After securing Salmon Gold’s first restoration agreement in the historic mining town of Chicken, Alaska, D’Esposito enlisted Edzerza to be Salmon Gold’s scout on the ground in the Yukon and British Columbia, building key relationships with placer miners and the local government, as well as First Nations leaders in the area.
“If we can design restoration pilot projects so that you can see if you can actually create the right environment for fish to live in it, to spawn in it,” says Edzerza, “if we can do it on a small scale, the question is can you take it with a long-term vision five, 10 years down the road and see a whole watershed properly restored so that you can re-establish the salmon stocks.”
In Chicken, local miners Dean and his son Chris Race were already in the process of restoring Jack Wade Creek in the Fortymile Mining District when RESOLVE reached out. “We’ve actually created a really stable restoration program which a lot of miners don’t do,” says Dean.
“All of Jack Wade is full of tailing piles, and Mother Earth will someday eventually recover that, but it’s going to take a couple hundred years,” he says. “All we’re doing is speeding up the process … when I’m done with it, it’s going to look like a park.”
All throughout this region, the Salmon Gold miners are developing a sustainable model for future miners to follow.
Peter Wright, Edzerza’s nephew, runs a mining site on Sulphur Creek near Dawson City and has been mining in the area since he was 18. “When I first started in the industry, there wasn’t a lot of environmental awareness,” Wright admits. “We’re all becoming very aware of what we’re doing here and making big changes, like no mercury, no chemicals, trying to reclaim the land as much as possible and help nature reintroduce itself.”
Wright’s site is expansive.

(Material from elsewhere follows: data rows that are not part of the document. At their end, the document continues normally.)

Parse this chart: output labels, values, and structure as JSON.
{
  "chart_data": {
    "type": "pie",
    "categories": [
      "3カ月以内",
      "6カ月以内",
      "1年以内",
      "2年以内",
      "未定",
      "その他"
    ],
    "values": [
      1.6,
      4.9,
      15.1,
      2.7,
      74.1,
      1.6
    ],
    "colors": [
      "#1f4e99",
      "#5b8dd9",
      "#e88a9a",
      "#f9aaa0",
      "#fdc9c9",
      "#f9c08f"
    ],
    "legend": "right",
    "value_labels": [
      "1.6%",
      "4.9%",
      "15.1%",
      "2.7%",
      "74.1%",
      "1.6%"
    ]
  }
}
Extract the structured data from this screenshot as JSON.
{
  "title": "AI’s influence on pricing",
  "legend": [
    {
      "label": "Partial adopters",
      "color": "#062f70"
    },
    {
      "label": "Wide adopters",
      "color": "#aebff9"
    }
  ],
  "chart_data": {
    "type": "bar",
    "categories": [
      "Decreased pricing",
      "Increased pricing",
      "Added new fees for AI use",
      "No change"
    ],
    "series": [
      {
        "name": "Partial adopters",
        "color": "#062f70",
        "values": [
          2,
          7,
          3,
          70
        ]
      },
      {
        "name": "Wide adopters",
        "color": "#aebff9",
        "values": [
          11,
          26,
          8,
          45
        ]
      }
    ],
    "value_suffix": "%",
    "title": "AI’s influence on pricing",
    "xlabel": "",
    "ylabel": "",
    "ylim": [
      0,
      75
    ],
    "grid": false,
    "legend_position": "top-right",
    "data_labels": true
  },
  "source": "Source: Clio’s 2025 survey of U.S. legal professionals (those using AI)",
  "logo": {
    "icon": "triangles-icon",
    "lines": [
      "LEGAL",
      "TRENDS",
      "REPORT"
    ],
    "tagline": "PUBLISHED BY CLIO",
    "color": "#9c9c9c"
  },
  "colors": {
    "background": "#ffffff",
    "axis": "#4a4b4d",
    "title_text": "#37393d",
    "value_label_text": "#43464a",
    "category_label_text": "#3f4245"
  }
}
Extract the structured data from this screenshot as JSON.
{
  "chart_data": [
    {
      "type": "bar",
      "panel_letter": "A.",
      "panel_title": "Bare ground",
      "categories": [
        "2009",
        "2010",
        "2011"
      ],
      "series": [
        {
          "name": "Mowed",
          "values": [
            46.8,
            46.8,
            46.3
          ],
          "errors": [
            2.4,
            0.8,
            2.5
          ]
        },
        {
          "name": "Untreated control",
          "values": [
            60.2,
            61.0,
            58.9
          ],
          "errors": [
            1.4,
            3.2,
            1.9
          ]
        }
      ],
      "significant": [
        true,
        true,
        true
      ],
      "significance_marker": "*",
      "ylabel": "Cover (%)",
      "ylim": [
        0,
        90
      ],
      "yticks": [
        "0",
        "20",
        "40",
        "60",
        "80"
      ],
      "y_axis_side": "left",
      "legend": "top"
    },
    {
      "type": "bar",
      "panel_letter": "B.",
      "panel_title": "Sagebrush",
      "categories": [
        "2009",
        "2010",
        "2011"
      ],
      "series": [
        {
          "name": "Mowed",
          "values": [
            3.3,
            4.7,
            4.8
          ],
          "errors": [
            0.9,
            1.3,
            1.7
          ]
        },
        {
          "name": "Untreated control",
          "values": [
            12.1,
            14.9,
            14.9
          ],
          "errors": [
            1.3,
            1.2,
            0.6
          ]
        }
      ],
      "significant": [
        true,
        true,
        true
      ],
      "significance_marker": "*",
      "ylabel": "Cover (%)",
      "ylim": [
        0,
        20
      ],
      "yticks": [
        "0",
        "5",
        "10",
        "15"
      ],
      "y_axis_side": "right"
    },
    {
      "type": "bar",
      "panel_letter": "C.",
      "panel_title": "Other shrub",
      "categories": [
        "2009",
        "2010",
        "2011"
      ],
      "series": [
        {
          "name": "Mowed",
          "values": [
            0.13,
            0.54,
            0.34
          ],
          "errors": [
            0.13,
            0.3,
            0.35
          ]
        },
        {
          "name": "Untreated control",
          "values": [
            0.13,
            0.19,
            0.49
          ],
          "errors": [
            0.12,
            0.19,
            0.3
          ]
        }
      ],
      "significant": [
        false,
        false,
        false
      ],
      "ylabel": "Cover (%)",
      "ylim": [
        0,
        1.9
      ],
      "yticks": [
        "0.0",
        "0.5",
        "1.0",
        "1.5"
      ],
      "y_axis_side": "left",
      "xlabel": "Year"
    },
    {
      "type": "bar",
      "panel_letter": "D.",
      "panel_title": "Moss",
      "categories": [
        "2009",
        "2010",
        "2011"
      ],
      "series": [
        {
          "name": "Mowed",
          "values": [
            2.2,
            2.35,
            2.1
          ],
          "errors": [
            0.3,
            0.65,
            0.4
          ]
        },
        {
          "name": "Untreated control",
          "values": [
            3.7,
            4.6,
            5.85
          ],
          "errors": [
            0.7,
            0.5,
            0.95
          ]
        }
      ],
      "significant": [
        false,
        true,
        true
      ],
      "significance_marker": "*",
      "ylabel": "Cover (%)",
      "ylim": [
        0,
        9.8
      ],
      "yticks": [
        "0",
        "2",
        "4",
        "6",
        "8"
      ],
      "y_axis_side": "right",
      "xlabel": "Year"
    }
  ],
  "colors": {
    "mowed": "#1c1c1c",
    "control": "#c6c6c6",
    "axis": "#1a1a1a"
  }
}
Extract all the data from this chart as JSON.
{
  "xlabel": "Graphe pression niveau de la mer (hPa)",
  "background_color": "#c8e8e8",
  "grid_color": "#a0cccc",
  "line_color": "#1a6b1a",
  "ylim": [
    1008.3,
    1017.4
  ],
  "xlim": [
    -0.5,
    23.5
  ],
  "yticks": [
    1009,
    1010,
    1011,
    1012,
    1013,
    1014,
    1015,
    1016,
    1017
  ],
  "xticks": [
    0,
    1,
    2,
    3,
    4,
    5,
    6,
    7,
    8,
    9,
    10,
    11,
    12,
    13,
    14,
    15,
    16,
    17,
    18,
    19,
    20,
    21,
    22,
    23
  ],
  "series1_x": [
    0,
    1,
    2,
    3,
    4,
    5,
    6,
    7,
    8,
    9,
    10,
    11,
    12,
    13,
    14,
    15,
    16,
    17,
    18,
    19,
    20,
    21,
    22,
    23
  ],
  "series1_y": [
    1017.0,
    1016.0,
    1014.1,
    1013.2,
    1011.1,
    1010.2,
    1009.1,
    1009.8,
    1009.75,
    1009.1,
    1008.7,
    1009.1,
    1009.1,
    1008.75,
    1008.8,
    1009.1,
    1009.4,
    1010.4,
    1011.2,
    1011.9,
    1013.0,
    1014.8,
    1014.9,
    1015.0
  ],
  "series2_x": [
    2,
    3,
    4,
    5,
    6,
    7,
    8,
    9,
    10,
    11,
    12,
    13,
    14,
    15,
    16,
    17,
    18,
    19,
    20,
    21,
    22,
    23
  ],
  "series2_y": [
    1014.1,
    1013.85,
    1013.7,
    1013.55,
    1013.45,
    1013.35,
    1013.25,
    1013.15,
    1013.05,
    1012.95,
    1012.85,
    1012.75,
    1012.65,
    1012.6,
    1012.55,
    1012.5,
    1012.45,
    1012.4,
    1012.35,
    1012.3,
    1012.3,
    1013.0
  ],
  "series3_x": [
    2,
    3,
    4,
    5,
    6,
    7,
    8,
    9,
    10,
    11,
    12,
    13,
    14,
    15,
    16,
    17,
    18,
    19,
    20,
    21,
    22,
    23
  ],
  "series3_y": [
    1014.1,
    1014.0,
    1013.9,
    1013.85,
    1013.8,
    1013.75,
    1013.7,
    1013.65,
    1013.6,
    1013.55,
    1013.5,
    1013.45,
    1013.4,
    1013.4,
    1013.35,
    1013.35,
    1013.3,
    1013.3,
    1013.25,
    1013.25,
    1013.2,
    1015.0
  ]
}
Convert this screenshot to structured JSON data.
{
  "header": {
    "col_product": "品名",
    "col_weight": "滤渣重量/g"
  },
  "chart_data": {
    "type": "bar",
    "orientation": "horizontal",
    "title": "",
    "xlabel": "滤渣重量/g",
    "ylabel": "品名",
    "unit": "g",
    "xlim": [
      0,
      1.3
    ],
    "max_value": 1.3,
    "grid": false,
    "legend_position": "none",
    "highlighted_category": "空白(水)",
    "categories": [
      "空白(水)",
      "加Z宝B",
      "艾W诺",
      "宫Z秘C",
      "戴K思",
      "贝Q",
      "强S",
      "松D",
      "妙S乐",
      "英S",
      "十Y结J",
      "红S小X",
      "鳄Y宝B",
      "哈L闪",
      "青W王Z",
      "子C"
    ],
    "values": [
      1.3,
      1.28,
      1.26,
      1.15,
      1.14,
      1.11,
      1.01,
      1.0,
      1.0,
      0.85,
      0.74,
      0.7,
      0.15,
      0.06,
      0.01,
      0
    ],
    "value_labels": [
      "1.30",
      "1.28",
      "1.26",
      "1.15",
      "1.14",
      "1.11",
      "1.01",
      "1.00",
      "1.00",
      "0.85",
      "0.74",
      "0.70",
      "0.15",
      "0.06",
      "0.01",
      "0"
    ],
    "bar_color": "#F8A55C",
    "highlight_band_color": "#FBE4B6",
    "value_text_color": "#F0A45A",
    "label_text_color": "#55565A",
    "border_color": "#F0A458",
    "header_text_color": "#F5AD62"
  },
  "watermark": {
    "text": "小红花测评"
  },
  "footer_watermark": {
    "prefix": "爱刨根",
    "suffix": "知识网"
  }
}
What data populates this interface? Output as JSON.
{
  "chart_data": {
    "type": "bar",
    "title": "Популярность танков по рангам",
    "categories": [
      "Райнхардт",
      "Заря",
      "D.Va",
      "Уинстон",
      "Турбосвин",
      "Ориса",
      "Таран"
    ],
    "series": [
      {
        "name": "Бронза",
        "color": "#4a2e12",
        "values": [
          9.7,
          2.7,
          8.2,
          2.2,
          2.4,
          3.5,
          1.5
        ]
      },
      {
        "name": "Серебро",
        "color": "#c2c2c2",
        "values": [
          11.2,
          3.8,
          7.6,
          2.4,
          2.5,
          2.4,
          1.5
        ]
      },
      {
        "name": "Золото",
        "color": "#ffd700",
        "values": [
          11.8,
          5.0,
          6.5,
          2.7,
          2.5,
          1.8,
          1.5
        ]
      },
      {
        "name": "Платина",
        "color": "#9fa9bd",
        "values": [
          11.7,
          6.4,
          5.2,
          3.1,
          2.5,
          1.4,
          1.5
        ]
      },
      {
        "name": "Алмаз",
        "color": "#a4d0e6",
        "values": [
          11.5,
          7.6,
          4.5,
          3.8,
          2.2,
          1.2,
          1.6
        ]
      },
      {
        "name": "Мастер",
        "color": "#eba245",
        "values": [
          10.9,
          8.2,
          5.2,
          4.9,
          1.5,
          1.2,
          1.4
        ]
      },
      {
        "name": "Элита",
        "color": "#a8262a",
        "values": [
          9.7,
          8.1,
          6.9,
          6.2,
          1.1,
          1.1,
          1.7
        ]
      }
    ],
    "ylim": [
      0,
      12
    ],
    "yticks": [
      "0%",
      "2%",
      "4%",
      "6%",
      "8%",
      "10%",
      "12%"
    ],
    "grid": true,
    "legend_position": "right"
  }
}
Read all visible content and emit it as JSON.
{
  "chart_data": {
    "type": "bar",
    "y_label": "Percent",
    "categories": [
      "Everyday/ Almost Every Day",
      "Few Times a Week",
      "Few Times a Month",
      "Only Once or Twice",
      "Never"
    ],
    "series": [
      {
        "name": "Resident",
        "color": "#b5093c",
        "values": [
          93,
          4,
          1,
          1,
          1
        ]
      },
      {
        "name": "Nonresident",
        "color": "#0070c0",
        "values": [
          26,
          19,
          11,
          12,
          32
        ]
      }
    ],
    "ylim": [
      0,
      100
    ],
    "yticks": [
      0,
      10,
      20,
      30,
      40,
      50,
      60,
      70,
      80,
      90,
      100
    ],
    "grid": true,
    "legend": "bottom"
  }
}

Piles of topsoil tower above the permafrost as patches of green spring up along the length of his operation.
“We are at the headwaters of salmon rivers and the Yukon River of course being one of them,” Wright says. “Instead of leaving [the pit] wide open, letting all the erosion happen, and letting the streams be plugged with silt which affects the salmon spawning beds … everything that we do with our reclamation is to help the earth recover. Not only from our mining activities, but from a hundred years before.”
To date, RESOLVE has secured restoration plans with three miners in Alaska and the Yukon, with several more under consideration for next summer. As the mining season comes to a close, the organization projects over 1,000 ounces of the partnership’s trademarked Salmon Gold this year, increased from last summer’s 25 ounces. This fall, all Salmon Gold entering Apple’s supply chain will be traced from the mine to the refiner using blockchain technology.
Salmon Gold’s partners will continue fine-tuning the project so that one day it may provide a blueprint for others to change the way they mine. In the meantime, Edzerza will continue scouting in the Yukon and British Columbia as RESOLVE looks for new partners.
“We have a sacred responsibility to stewardship of the environment that we call our ancestral land, so that future generations can experience it the way our ancestors did,” Edzerza says.